A percepção deles sobre a obrigatoriedade do processo, sobre a demarcação
de gênero nessa obrigatoriedade e o local deles enquanto homens trans nessa
obrigatoriedade também foram temas abordados com eles. A maioria era contra a
obrigatoriedade do alistamento militar, ao perguntarmos suas opiniões sobre o tema,
afirmando ser ‘desnecessário’, ‘antidemocrático’, ‘errado’ e ‘ultrapassado’. Dois
deles, no entanto, disseram ser a favor e necessário em caso de uma possível
guerra. Quando perguntamos sobre o caso específico de homens trans quanto à
obrigatoriedade de alistamento, alguns reafirmaram a discordância pelos mesmos
motivos citados anteriormente. Alguns afirmaram que era o justo, dado que se é
obrigatório para os homens cis, também deveria ser obrigatório para homens trans.
Alguns deles demonstraram seus medos, um dos mais recorrentes era o de estupro.
Um dos rapazes afirmou ser um risco aos homens trans por estar vulnerável à
transfobia e a situações de estupro corretivo. No mesmo sentido, outro deles diz:
“​ainda fico extremamente intimidado perto de homens cis e héteros, principalmente
os extremamente masculinos, e acredito que não sou o único homem trans que
sente isso [...]; o medo de estupro, mesmo depois da transição hormonal, ainda é
presente, e um ambiente como esse é obviamente intimidador”.​ Esses receios para
um deles aparece inclusive como um dos motivo para ele não retificar o sexo nos
seus documentos.

Conclusões

Nosso trabalho ofereceu uma breve análise teórica e alguns dados empíricos
que pensamos ser o primeiro passo para uma análise futura mais aprofundada
sobre a relação que homens trans e pessoas transmasculinas têm com os
processos de alisamento obrigatório e com as instituições militares de modo geral.
Apresentamos neste artigo uma síntese do contexto histórico da
implementação do serviço militar obrigatório; um debate dentro do campo de
estudos sobre masculinidades, associando esse debate à questão do militarismo;
uma reflexão sobre a hipótese do alistamento militar enquanto um rito de passagem
e rito masculino; uma explicação dos processos de retificação de nome e sexo nos
documentos e a maneira como o Estado se impõe nestes processos; e alguns casos
de pessoas trans nas Forças Armadas, por meio de notícias, associados com os
relatos dos homens trans e pessoas transmasculinas com quem conversamos.
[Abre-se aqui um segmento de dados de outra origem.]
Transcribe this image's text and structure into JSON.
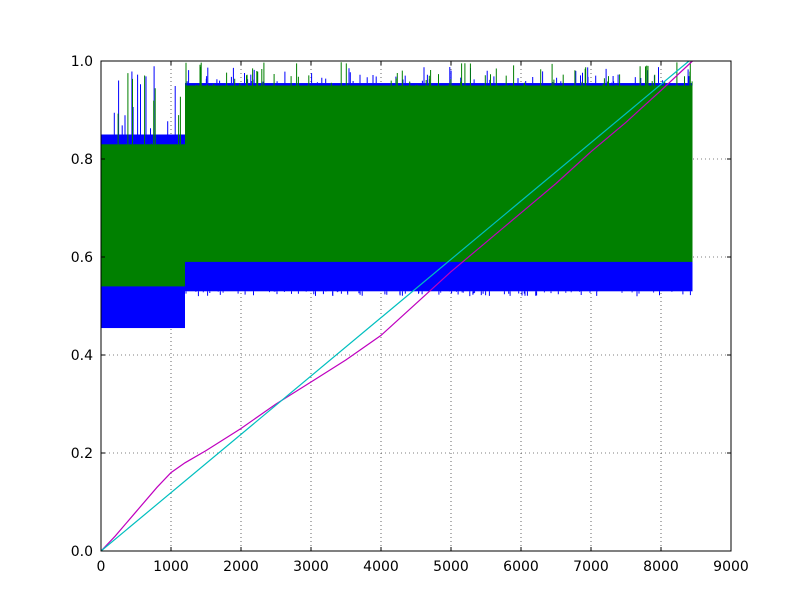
{
  "chart_data": {
    "type": "line",
    "title": "",
    "xlabel": "",
    "ylabel": "",
    "xlim": [
      0,
      9000
    ],
    "ylim": [
      0,
      1.0
    ],
    "grid": true,
    "x_ticks": [
      {
        "value": 0,
        "label": "0"
      },
      {
        "value": 1000,
        "label": "1000"
      },
      {
        "value": 2000,
        "label": "2000"
      },
      {
        "value": 3000,
        "label": "3000"
      },
      {
        "value": 4000,
        "label": "4000"
      },
      {
        "value": 5000,
        "label": "5000"
      },
      {
        "value": 6000,
        "label": "6000"
      },
      {
        "value": 7000,
        "label": "7000"
      },
      {
        "value": 8000,
        "label": "8000"
      },
      {
        "value": 9000,
        "label": "9000"
      }
    ],
    "y_ticks": [
      {
        "value": 0.0,
        "label": "0.0"
      },
      {
        "value": 0.2,
        "label": "0.2"
      },
      {
        "value": 0.4,
        "label": "0.4"
      },
      {
        "value": 0.6,
        "label": "0.6"
      },
      {
        "value": 0.8,
        "label": "0.8"
      },
      {
        "value": 1.0,
        "label": "1.0"
      }
    ],
    "series": [
      {
        "color": "#0000ff",
        "style": "band",
        "segments": [
          {
            "x0": 0,
            "x1": 1200,
            "low": 0.455,
            "high": 0.85,
            "core_low": 0.54,
            "core_high": 0.835
          },
          {
            "x0": 1200,
            "x1": 8450,
            "low": 0.53,
            "high": 0.955,
            "core_low": 0.59,
            "core_high": 0.945
          }
        ],
        "spike_max": 0.99,
        "dip_min": 0.52
      },
      {
        "color": "#008000",
        "style": "band",
        "segments": [
          {
            "x0": 0,
            "x1": 1200,
            "low": 0.54,
            "high": 0.83
          },
          {
            "x0": 1200,
            "x1": 8450,
            "low": 0.59,
            "high": 0.95
          }
        ],
        "spike_max": 1.0
      },
      {
        "color": "#bf00bf",
        "style": "line",
        "x": [
          0,
          200,
          500,
          800,
          1000,
          1200,
          1500,
          2000,
          2500,
          3000,
          3500,
          4000,
          4500,
          5000,
          5500,
          6000,
          6500,
          7000,
          7500,
          8000,
          8450
        ],
        "y": [
          0.0,
          0.03,
          0.08,
          0.13,
          0.16,
          0.18,
          0.205,
          0.25,
          0.3,
          0.345,
          0.39,
          0.44,
          0.505,
          0.57,
          0.63,
          0.69,
          0.75,
          0.815,
          0.875,
          0.94,
          1.0
        ]
      },
      {
        "color": "#00bfbf",
        "style": "line",
        "x": [
          0,
          8400
        ],
        "y": [
          0.0,
          1.0
        ]
      }
    ]
  }
}
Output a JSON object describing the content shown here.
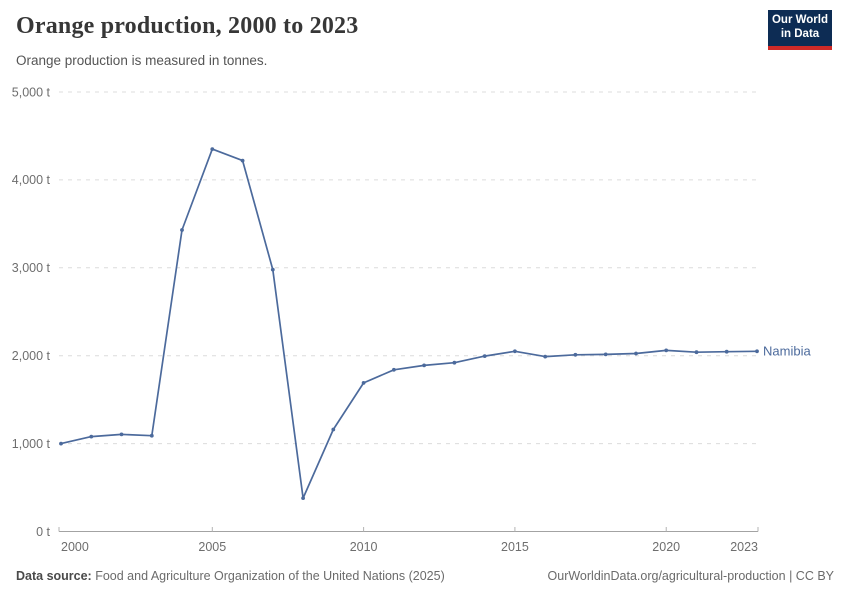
{
  "header": {
    "title": "Orange production, 2000 to 2023",
    "subtitle": "Orange production is measured in tonnes.",
    "logo_line1": "Our World",
    "logo_line2": "in Data"
  },
  "chart_data": {
    "type": "line",
    "title": "Orange production, 2000 to 2023",
    "unit": "tonnes",
    "xlabel": "",
    "ylabel": "",
    "x": [
      2000,
      2001,
      2002,
      2003,
      2004,
      2005,
      2006,
      2007,
      2008,
      2009,
      2010,
      2011,
      2012,
      2013,
      2014,
      2015,
      2016,
      2017,
      2018,
      2019,
      2020,
      2021,
      2022,
      2023
    ],
    "series": [
      {
        "name": "Namibia",
        "color": "#4C6A9C",
        "values": [
          1000,
          1080,
          1105,
          1090,
          3430,
          4350,
          4220,
          2980,
          380,
          1160,
          1690,
          1840,
          1890,
          1920,
          1995,
          2050,
          1990,
          2010,
          2015,
          2025,
          2060,
          2040,
          2045,
          2050
        ]
      }
    ],
    "xlim": [
      2000,
      2023
    ],
    "ylim": [
      0,
      5000
    ],
    "xticks": [
      2000,
      2005,
      2010,
      2015,
      2020,
      2023
    ],
    "yticks": [
      0,
      1000,
      2000,
      3000,
      4000,
      5000
    ],
    "ytick_labels": [
      "0 t",
      "1,000 t",
      "2,000 t",
      "3,000 t",
      "4,000 t",
      "5,000 t"
    ],
    "grid": "horizontal-dashed",
    "legend": "line-end-label"
  },
  "footer": {
    "source_label": "Data source:",
    "source_text": "Food and Agriculture Organization of the United Nations (2025)",
    "url": "OurWorldinData.org/agricultural-production",
    "separator": " | ",
    "license": "CC BY"
  },
  "colors": {
    "line": "#4C6A9C",
    "grid": "#dcdcdc",
    "axis": "#a3a3a3",
    "tick": "#b3b3b3",
    "tick_text": "#6e6e6e",
    "logo_bg": "#0d2c54",
    "logo_accent": "#cf2a27"
  }
}
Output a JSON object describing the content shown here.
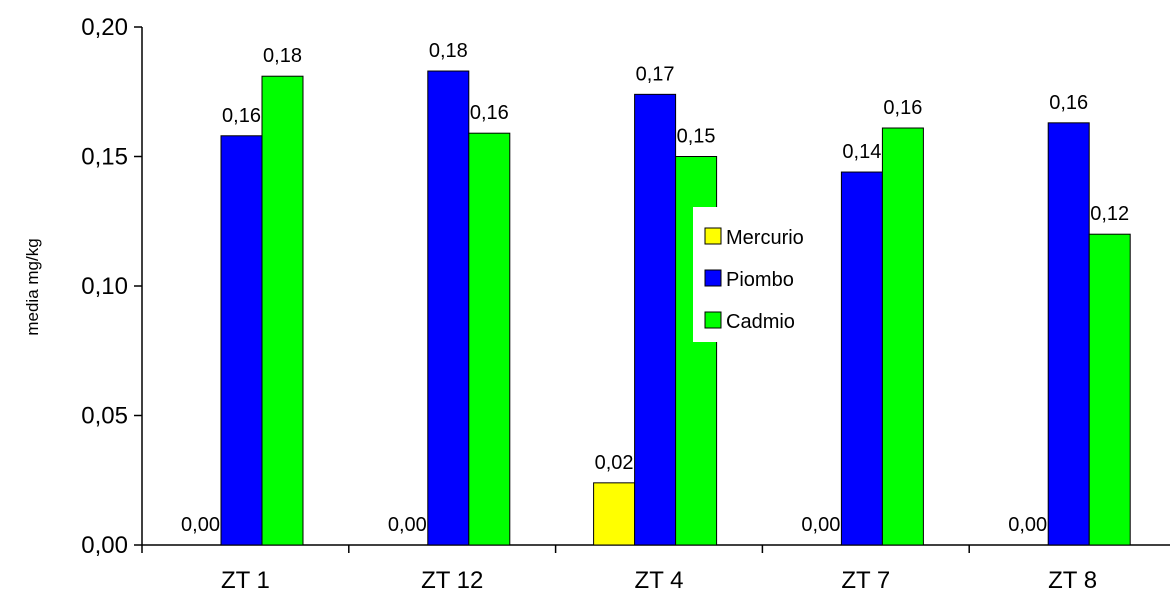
{
  "chart_data": {
    "type": "bar",
    "categories": [
      "ZT 1",
      "ZT 12",
      "ZT 4",
      "ZT 7",
      "ZT 8"
    ],
    "series": [
      {
        "name": "Mercurio",
        "values": [
          0.0,
          0.0,
          0.024,
          0.0,
          0.0
        ],
        "labels": [
          "0,00",
          "0,00",
          "0,02",
          "0,00",
          "0,00"
        ],
        "color": "#FFFF00"
      },
      {
        "name": "Piombo",
        "values": [
          0.158,
          0.183,
          0.174,
          0.144,
          0.163
        ],
        "labels": [
          "0,16",
          "0,18",
          "0,17",
          "0,14",
          "0,16"
        ],
        "color": "#0000FF"
      },
      {
        "name": "Cadmio",
        "values": [
          0.181,
          0.159,
          0.15,
          0.161,
          0.12
        ],
        "labels": [
          "0,18",
          "0,16",
          "0,15",
          "0,16",
          "0,12"
        ],
        "color": "#00FF00"
      }
    ],
    "title": "",
    "xlabel": "",
    "ylabel": "media mg/kg",
    "ylim": [
      0,
      0.2
    ],
    "yticks": [
      0,
      0.05,
      0.1,
      0.15,
      0.2
    ],
    "ytick_labels": [
      "0,00",
      "0,05",
      "0,10",
      "0,15",
      "0,20"
    ],
    "grid": false,
    "legend": "center"
  }
}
O que sobressaiu no nosso trabalho e sua construção foram a discordância
da maior parte deles com relação a obrigatoriedade do serviço militar de maneira
geral entre todos os homens, e o medo de muitos dos rapazes do processo
associado à falta de informações sobre. Como falado no início do artigo, muitos
meninos vieram nos perguntar como funcionava o alistamento, se precisavam
realmente se alistar, se precisavam servir, fazer os exames médicos, etc. Até
mesmo mulheres trans que souberam que estávamos fazendo essa pesquisa
vieram nos perguntar o que elas precisavam fazer com relação ao alistamento. As
pessoas viram em nós, enquanto pesquisadores que estavam começando a estudar
o tema, uma fonte de informações que elas não encontravam em outro local. Essa
inquietude, os receios e a falta de informação ficou expressa nos relatos dos
rapazes, mesmo que muitos tenham tido experiências tranquilas de alistamento.